In Loving Ways Gee also keeps up his and our interest by moving from character to character in the third person, which he felt appropriate for a book where he wanted to bring three members of a family back together after a long time. This common narrative device, he says, allowed him to move freely between the three people, rather than lumping them into one action.
“It throws the time scheme out a little bit in the second part. I have to go back in time at one point, which I hope hasn’t made it too confusing.”
While Gee became interested in seeing how he could bring this family back together – how it fitted with their expectations, and what sort of chemistry was between them – that wasn’t clear when he set about writing. The act of writing for him continues to be a voyage of discovery.
“I wasn’t aware of all of this when I started. It developed as I wrote. I wasn’t, for example, aware that May and Alan [the daughter and one of the sons] were going to get on so well. It simply happened.”
Loving Ways ends in a violent act – a murder. It’s something Gee is understandably defensive about, considering the heated debate last year over the violence in his Aim Children’s Book of the Year Award winner The Fat Man.
“Dorothy Butler recently said that I at some point said I was fascinated by violence. If she says that I said that – well, I suppose I did – but the point I’d like to make is that I’m not interested in the act of violence. I’m more interested in the cause of the act of violence and in the consequences. That’s what interests me as material for fiction.
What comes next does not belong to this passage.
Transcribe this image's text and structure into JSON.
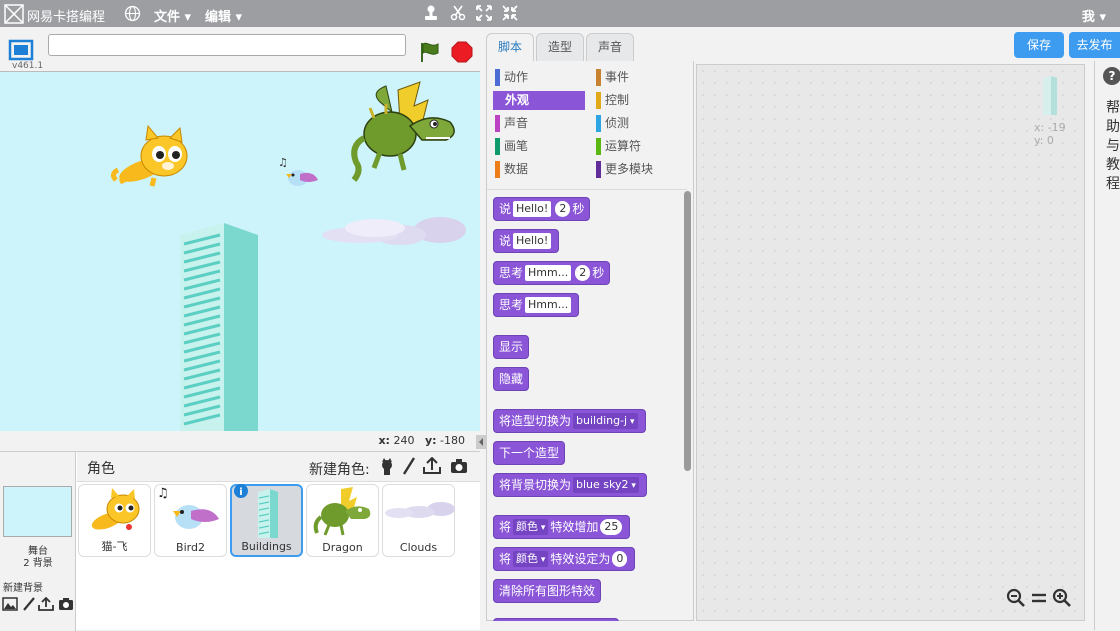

“This novel may end in an act of violence, but I wouldn’t say it’s pessimistic. This is a fairly optimistic novel in that a number of people come through having won small victories.”
Gee has recently reread The Fat Man. He is currently working on a film script of it, and says he still feels “a little sore” about the attacks that were made on the book.
“All that fuss over The Fat Man was nonsense, really. I’ve had an enormous amount of letters from children about it and none of them complained. Their response was very positive. I still see it as a good story and that’s how the children who write to me saw it.
“Some people like Dorothy Butler saw it as something else, but I’m not going to let that stop me from writing children’s fiction. I may go on and write a bit more after this one. I see Dorothy Butler at this point as St Peter at the gates of New Zealand children’s literature. And perhaps I’ll slip past her with a book at some stage!”
With Loving Ways released this month, Gee is already halfway through his next book. “In a sense the novel we are talking about now is a dead one for me. I don’t mean it’s dead between the covers, but for me it’s finished and gone. It’s a year since I worked on it.
“The ‘live’ one has the working title, and I’m sure it will be the final title, of Live Bodies, which I tell you in the hope that you’ll print it in Quote Unquote so no one else will run away with it!”